Kenan Hadžić

Personal information
- Date of birth: 7 May 1994 (age 32)
- Place of birth: Pula, Croatia
- Height: 1.83 m (6 ft 0 in)
- Position: Right-back

Youth career
- –2006: Vodnjan
- 2006–2007: Istra 1961
- 2007–2008: Vodnjan
- 2008–2012: Istra 1961
- 2013: → Rovinj (loan)

Senior career*
- Years: Team / Apps / (Gls)
- 2013–2018: Istra 1961 / 39 / (1)
- 2013: → Rovinj (loan) / 10 / (0)
- 2013–2014: → Rovinj (loan) / 22 / (0)
- 2014–2015: → Istra 1961 B / 14 / (3)
- 2018: Željezničar Sarajevo / 7 / (0)
- 2019: Swift Hesperange / 11 / (0)

= Kenan Hadžić =

Croatian footballer (born 1994)

Kenan Hadžić (born 7 May 1994) is a Croatian footballer who plays as a right-back.

==Career==
Hadžić started training football at his local club in Vodnjan before moving on to the Istra 1961 academy in 2006 for the first time. He signed his first contract for the club at the beginning of 2013, before being loaned out to NK Rovinj, where he played at the same time for the third-tier senior and the second-tier U19 team.

Returning to Istra 1961 in the summer of 2013, he made his first-team debut in a 3–1 away loss against Dinamo Zagreb on 31 August 2013. He was, however, loaned out for a further season at NK Rovinj. During the 2014–15 season, he captained Istra 1961's reserve team.

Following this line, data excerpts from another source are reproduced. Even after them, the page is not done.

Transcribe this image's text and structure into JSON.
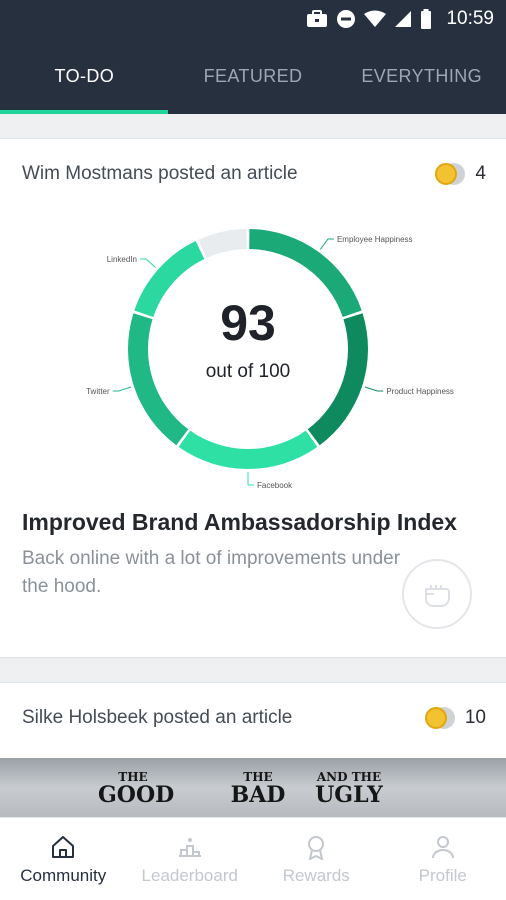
{
  "status_bar": {
    "time": "10:59",
    "icons": [
      "briefcase-icon",
      "do-not-disturb-icon",
      "wifi-icon",
      "signal-icon",
      "battery-icon"
    ]
  },
  "tabs": [
    {
      "label": "TO-DO",
      "active": true
    },
    {
      "label": "FEATURED",
      "active": false
    },
    {
      "label": "EVERYTHING",
      "active": false
    }
  ],
  "feed": [
    {
      "header": "Wim Mostmans posted an article",
      "coins": "4",
      "score": {
        "value": "93",
        "caption": "out of 100"
      },
      "title": "Improved Brand Ambassadorship Index",
      "description": "Back online with a lot of improvements under the hood."
    },
    {
      "header": "Silke Holsbeek posted an article",
      "coins": "10",
      "banner_words": [
        {
          "small": "THE",
          "big": "GOOD"
        },
        {
          "small": "THE",
          "big": "BAD"
        },
        {
          "small": "AND THE",
          "big": "UGLY"
        }
      ]
    }
  ],
  "chart_data": {
    "type": "pie",
    "style": "donut",
    "categories": [
      "Employee Happiness",
      "Product Happiness",
      "Facebook",
      "Twitter",
      "LinkedIn"
    ],
    "values": [
      20,
      20,
      20,
      20,
      13
    ],
    "remaining": 7,
    "total": 100,
    "colors": [
      "#1aa977",
      "#0f8a5f",
      "#2ee0a4",
      "#20b884",
      "#2ad8a0"
    ],
    "remaining_color": "#e8ecef"
  },
  "bottom_nav": [
    {
      "label": "Community",
      "icon": "home-icon",
      "active": true
    },
    {
      "label": "Leaderboard",
      "icon": "podium-icon",
      "active": false
    },
    {
      "label": "Rewards",
      "icon": "medal-icon",
      "active": false
    },
    {
      "label": "Profile",
      "icon": "person-icon",
      "active": false
    }
  ],
  "colors": {
    "header_bg": "#26303f",
    "accent": "#1ed49a",
    "coin": "#f3c230"
  }
}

Hadžić scored his first goal for Istra 1961 in a 1–0 home win against Slaven Belupo on 8 September 2017, ensuring his club's first win of the season. In January 2018 he left Istra.

On 22 January 2018, Hadžić signed with Premier League of Bosnia and Herzegovina club Željezničar Sarajevo. In May 2018, he won the 2017–18 Bosnian Cup with Željezničar. On 18 June 2018, Hadžić left Željezničar.

On 31 January 2019, Hadžić moved to Luxembourg and joined Swift Hesperange in the Luxembourg Division of Honour.